В сумке под ними лежала красная толстовка. От крови она стала еще ярче, и я положил её вместе с джинсами. Дойдя почти до дна, я с удивлением обнаружил аккуратно сложенные сосновые ветки. Как странно, подумал я, доставая колючие ветки со дна сумки. Наверное, их положила Анна.
Наконец добравшись до самого дна, я нащупал книгу – тот самый сборник сказок Ганса Христиана Андерсена. Не помню, чтобы я его сюда клал. Анна… В кармане неожиданно завибрировал мой мобильный телефон. Оказалось, это сообщение от Гены: «Поминки прошли хорошо, дом я закрыл, ключ положил куда ты и сказал. Пашка со мной, мы едем в Москву». Я ответил на смс и положил телефон на кухонный стол, рядом с окровавленной визиткой.
Отложив все вещи в сторону, я встал со стула и бесцельно побрел в ванную. Пора бы побриться, подумал я, смотря в круглое зеркало, висевшее над раковиной. Я включил воду. В кране оказалась только холодная – сезон отключения горячей можно считать открытым.
Намылив лицо пеной для бритья, я взял станок и начал медленно водить им по месячной щетине. В отражении зеркала на меня смотрели опухшие от слез красные глаза. Сине-зелёные мешки под глазами особенно «выигрышно» смотрелись на фоне моей белой коже.
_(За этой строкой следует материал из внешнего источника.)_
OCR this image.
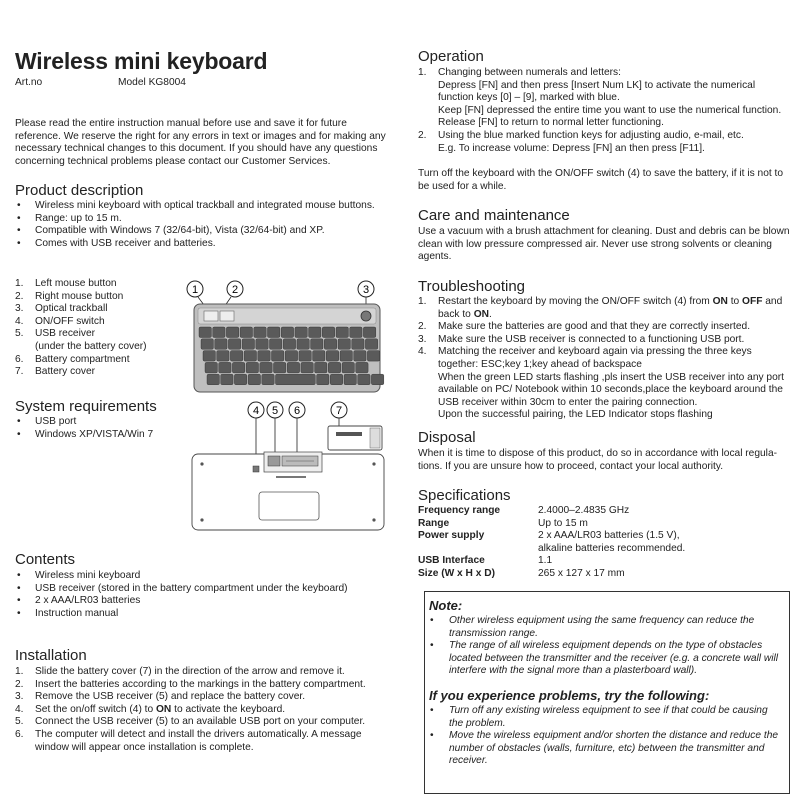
Wireless mini keyboard
Art.no	Model KG8004

Please read the entire instruction manual before use and save it for future reference. We reserve the right for any errors in text or images and for making any necessary technical changes to this document. If you should have any questions concerning technical problems please contact our Customer Services.

Product description
• Wireless mini keyboard with optical trackball and integrated mouse buttons.
• Range: up to 15 m.
• Compatible with Windows 7 (32/64-bit), Vista (32/64-bit) and XP.
• Comes with USB receiver and batteries.
1. Left mouse button
2. Right mouse button
3. Optical trackball
4. ON/OFF switch
5. USB receiver
(under the battery cover)
6. Battery compartment
7. Battery cover
System requirements
• USB port
• Windows XP/VISTA/Win 7
Contents
• Wireless mini keyboard
• USB receiver (stored in the battery compartment under the keyboard)
• 2 x AAA/LR03 batteries
• Instruction manual
Installation
1. Slide the battery cover (7) in the direction of the arrow and remove it.
2. Insert the batteries according to the markings in the battery compartment.
3. Remove the USB receiver (5) and replace the battery cover.
4. Set the on/off switch (4) to ON to activate the keyboard.
5. Connect the USB receiver (5) to an available USB port on your computer.
6. The computer will detect and install the drivers automatically. A message window will appear once installation is complete.
1	2	3
4 5 6	7
Operation
1. Changing between numerals and letters:
Depress [FN] and then press [Insert Num LK] to activate the numerical function keys [0] – [9], marked with blue.
Keep [FN] depressed the entire time you want to use the numerical function.
Release [FN] to return to normal letter functioning.
2. Using the blue marked function keys for adjusting audio, e-mail, etc.
E.g. To increase volume: Depress [FN] an then press [F11].

Turn off the keyboard with the ON/OFF switch (4) to save the battery, if it is not to be used for a while.

Care and maintenance

Use a vacuum with a brush attachment for cleaning. Dust and debris can be blown clean with low pressure compressed air. Never use strong solvents or cleaning agents.

Troubleshooting
1. Restart the keyboard by moving the ON/OFF switch (4) from ON to OFF and back to ON.
2. Make sure the batteries are good and that they are correctly inserted.
3. Make sure the USB receiver is connected to a functioning USB port.
4. Matching the receiver and keyboard again via pressing the three keys together: ESC;key 1;key ahead of backspace
When the green LED starts flashing ,pls insert the USB receiver into any port available on PC/ Notebook within 10 seconds,place the keyboard around the USB receiver within 30cm to enter the pairing connection.
Upon the successful pairing, the LED Indicator stops flashing
Disposal

When it is time to dispose of this product, do so in accordance with local regula-tions. If you are unsure how to proceed, contact your local authority.

Specifications
Frequency range	2.4000–2.4835 GHz
Range	Up to 15 m
Power supply	2 x AAA/LR03 batteries (1.5 V),
alkaline batteries recommended.
USB Interface	1.1
Size (W x H x D)	265 x 127 x 17 mm
Note:
• Other wireless equipment using the same frequency can reduce the transmission range.
• The range of all wireless equipment depends on the type of obstacles located between the transmitter and the receiver (e.g. a concrete wall will interfere with the signal more than a plasterboard wall).
If you experience problems, try the following:
• Turn off any existing wireless equipment to see if that could be causing the problem.
• Move the wireless equipment and/or shorten the distance and reduce the number of obstacles (walls, furniture, etc) between the transmitter and receiver.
К горлу внезапно подошёл неприятный комок – словно ненависть и обида всего мира соединились воедино, и засели у меня в груди. По щекам медленно потекли слезы, перерастая в неконтролируемую истерику. Я сел на край ванны, и трясущимися руками попытался удержать, старательно выскальзывавший бритвенный станок. Секунду спустя он упал, разлетевшись на несколько частей. Как те мечты и надежды, что были у меня когда-то.
Остро заточенное лезвие, отлетевшее от бритвенного станка, ярко поблескивал на каменном полу ванной комнаты.
Глава десятая
Посвящение
Два года спустя
-Догони её, Алик!
-Не уйдет!
-Она отрывается…
-Арти, не волнуйся.- с ухмылкой произнес я.
-Я просил не называть меня так!- зло крикнул Артур.
-Прости.
Я улыбнулся бегущему возле меня Артуру, который изо всех сил пытался не отставать. На оживлённой манежной площади сегодня проходит какой-то митинг – сотни людей заполонили всё собой.
Сбив дыхание, я остановился. Рыжеволосой нигде не видно. Внимательно осматривая большую площадь, сплошь усеянную людьми, я вдруг осознал, что сейчас не самое удачное время для поисков. Секунду спустя я вдруг заметил блеснувшую на солнце копну рыжих густых волос.